Es war die erste Internationale Arbeiter-Olympiade, eine internationale Begegnung Gleichgesinnter, aus den bitteren Erfahrungen des 1. Weltkriegs, deshalb die Internationale, deshalb als erste Sprache Französisch, deshalb als eine Hautparole "Nieder mit dem imperialistischen Krieg!".
Und schließlich war es DIE Großveranstaltung, der wir Frankfurterinnen und Frankfurter es zu verdanken haben, dass unser Stadion gebaut und 1925 fertig gestellt wurde. 90 Jahre, das sollte man doch würdigen.
Was hat dich am meisten beeindruckt, als du dich in die Quellen eingearbeitet hast?
Es ist viel Puzzlearbeit. Über allem steht eben, dass die Nazis die Vereine und ihre Organisationen 1933 sofort verboten. Die Menschen wurden verfolgt, von vielen Vereinen gibt es keine Dokumente mehr, weil es für sie gefährlich gewesen wäre, sie aufzuheben. Jedes Erinnerungsprojekt heute hat diese Puzzlearbeit vieler Menschen zur Grundlage, die seit Jahrzehnten forschen und mit denen wir z.T. im Austausch stehen, wie dem Paderborner Kreis der Arbeiterfußball-Historiker.
Für mich persönlich hat das alles auch mit einem eigenen Verein zu tun. Der heutigen SG Westend - die nicht in diesem Frankfurter Stadtteil, sondern im Gallus ihr zu Hause hat - und ihrem Sportplatz in der Sondershausenstraße. Eine wunderschöne Anlage. 1933 kam sie komplett in den Besitz des damaligen Postsportvereins, der eng verbunden war mit der lokalen Nazistruktur.
Als im Vorfeld der Olympiade die rigorose Politik gegen die jüdischen Vereine gedämpft werden sollte, konnte Bar Kochba (Bar Kochba war und ist Teil der jüdischen Sportbewegung und hatte auch einen Verein im damaligen Frankfurt, WAP) einen Teil des Sportplatzes nutzen, bis zur Pogromnacht, danach wurden alle jüdischen Vereine verboten.
1943 baute die "Interessengemeinschaft Russenlager" in Regie von T&N hier schließlich ein enorm großes Zwangsarbeiterlager. T&N ging aus einem vormals jüdischen Unternehmen hervor, das nach 1933 enteignet und arisiert wurde und heute noch als Avaya-Tenovis einen Standort in Frankfurt hat. Es ist zu vermuten, dass es neben dem KZ Katzbach in den Adlerwerken, dem damals großen Industriebetrieb im Gallus, eigentlich ein weiteres KZ-Außenlager des KZ Natzweiler werden sollte.

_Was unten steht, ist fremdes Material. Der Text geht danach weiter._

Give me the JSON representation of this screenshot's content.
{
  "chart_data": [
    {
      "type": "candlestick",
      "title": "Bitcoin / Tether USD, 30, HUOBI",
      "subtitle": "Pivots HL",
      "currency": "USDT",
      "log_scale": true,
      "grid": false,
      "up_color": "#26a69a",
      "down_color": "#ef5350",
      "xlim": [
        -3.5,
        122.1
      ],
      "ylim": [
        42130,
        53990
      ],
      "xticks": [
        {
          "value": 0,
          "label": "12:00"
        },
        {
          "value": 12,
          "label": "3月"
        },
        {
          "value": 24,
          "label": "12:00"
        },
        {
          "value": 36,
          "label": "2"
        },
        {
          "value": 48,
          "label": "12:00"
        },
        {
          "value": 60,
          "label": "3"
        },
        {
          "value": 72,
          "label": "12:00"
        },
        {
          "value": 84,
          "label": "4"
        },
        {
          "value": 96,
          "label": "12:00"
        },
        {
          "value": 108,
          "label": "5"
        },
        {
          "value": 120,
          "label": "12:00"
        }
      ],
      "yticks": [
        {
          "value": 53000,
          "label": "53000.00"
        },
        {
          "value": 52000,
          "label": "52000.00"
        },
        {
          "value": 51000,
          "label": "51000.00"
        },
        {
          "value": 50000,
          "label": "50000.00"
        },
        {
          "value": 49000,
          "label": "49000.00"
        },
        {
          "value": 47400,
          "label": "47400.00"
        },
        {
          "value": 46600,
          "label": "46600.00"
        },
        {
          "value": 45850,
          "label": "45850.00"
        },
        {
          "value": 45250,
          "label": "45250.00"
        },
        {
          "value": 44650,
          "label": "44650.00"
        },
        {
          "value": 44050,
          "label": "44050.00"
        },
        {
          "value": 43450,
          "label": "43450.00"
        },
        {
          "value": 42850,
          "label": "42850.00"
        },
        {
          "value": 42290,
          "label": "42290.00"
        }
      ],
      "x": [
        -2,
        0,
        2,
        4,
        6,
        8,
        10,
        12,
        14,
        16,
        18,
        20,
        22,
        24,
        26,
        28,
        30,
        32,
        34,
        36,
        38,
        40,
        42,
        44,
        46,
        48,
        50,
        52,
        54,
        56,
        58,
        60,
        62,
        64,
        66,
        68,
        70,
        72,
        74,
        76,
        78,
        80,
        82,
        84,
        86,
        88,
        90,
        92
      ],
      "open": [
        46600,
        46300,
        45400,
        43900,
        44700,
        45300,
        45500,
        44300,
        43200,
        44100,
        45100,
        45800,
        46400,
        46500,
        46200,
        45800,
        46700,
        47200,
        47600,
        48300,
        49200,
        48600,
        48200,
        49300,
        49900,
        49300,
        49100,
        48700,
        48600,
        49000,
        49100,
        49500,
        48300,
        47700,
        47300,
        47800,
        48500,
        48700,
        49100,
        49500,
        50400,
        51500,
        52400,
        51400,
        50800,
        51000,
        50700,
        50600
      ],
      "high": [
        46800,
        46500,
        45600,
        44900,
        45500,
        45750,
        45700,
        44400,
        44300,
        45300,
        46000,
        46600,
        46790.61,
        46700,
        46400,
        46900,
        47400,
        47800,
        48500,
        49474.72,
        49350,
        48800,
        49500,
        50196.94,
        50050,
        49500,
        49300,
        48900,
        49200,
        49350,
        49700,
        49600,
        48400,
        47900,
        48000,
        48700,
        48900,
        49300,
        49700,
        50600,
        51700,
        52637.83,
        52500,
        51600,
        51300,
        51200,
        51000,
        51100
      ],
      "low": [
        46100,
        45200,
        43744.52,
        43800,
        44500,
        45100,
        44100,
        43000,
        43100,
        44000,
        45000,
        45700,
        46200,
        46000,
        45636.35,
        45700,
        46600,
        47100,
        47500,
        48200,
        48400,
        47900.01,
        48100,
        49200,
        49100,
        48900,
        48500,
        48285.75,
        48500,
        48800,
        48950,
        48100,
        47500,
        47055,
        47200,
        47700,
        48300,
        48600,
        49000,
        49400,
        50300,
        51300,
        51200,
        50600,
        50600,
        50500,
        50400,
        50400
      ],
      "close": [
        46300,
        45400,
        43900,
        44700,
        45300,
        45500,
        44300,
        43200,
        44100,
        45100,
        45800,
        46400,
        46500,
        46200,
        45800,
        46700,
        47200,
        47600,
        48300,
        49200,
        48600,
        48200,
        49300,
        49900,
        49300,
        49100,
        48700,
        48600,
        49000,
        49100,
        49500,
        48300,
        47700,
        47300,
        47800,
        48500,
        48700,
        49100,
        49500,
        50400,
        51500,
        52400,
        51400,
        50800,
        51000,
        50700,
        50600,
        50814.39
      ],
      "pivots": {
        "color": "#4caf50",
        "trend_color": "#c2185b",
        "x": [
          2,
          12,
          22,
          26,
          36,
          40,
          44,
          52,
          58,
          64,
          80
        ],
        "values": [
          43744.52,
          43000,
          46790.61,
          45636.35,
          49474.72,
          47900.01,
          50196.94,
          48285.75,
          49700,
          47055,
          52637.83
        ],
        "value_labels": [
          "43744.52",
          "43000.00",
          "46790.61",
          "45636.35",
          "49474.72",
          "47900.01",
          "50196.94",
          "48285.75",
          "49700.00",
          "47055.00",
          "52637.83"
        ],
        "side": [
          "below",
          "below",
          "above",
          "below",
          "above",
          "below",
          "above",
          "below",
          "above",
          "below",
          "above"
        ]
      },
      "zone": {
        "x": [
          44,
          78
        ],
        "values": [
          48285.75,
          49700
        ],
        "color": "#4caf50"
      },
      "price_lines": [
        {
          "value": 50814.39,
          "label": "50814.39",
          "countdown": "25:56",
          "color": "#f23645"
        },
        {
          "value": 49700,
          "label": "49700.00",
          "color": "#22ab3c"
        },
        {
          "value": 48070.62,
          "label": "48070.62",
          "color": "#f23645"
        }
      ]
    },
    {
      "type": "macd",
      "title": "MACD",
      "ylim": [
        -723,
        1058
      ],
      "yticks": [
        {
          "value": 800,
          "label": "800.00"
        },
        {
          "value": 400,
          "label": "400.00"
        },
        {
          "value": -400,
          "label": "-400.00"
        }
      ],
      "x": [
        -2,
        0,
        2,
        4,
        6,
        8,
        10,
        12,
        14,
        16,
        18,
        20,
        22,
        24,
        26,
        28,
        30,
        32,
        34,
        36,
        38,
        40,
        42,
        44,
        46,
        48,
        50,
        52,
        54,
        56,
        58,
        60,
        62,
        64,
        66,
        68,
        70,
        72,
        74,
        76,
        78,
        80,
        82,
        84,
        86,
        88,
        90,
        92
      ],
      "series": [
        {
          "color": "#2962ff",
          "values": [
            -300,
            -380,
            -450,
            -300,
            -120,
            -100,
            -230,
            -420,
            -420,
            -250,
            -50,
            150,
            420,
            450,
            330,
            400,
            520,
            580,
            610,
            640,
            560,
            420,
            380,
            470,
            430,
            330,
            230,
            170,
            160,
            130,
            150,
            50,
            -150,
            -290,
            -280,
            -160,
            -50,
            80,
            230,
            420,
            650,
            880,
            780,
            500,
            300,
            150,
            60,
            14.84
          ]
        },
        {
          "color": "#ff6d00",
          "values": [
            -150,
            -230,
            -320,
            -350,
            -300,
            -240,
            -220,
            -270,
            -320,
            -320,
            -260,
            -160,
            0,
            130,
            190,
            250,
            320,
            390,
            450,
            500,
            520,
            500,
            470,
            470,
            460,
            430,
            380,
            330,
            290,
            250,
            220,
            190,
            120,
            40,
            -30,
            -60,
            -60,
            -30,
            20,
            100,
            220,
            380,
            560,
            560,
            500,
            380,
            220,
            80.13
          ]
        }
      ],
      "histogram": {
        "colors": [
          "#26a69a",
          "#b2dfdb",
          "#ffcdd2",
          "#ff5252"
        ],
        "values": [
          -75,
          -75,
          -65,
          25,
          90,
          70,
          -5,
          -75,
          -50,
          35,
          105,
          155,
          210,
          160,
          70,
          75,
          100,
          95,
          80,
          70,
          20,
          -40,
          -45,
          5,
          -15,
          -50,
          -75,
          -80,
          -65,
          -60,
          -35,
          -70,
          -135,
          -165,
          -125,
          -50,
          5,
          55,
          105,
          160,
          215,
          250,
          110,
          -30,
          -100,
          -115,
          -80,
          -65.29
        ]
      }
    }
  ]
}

Der Platz in der Sondershausenstraße war bei der Internationalen Arbeiter-Olympiade 1925 auch integriert, hier fanden viele Ausscheidungsspiele im Fußball und anderen Mannschaftswettkämpfen statt.
In welchem Verhältnis standen damals Arbeitersport und Arbeiterkultur?
Das Verständnis vor Sport war ja zuallererst: Sport ist Kultur, also Körperkultur. Diese Herangehensweise schloss an das ganzheitliche Verständnis von Kultur, wie es damals in der Arbeiterbewegung verbreitet war, an: sich politisch mit der eigenen Lage auseinanderzusetzen, Forderungen und Strategien der Veränderung zu entwickeln, Arbeitermusik, Arbeiterchöre, Lese- und Radiozirkel usw. usf. Die 1920er Jahre waren z.B. auch die Zeit der Plakatgrafik. Dieses Kulturverständnis zeigt sich ja auch in der Gesamtkomposition der Arbeiter-Olympiade: ein breites Programm von Theater- und Kulturveranstaltungen, die Großveranstaltungen mit einem beeindruckenden Kulturprogramm - und schließlich der Sonntagabend im Stadion mit der Uraufführung von Auerbachs "Kampf um die Erde", die abschloss durch eine weißgewandete fackeltragende Frau auf dem Stadiondach und 35.000 Menschen im Stadion, die zusammen die "Ode an die Freude" sangen.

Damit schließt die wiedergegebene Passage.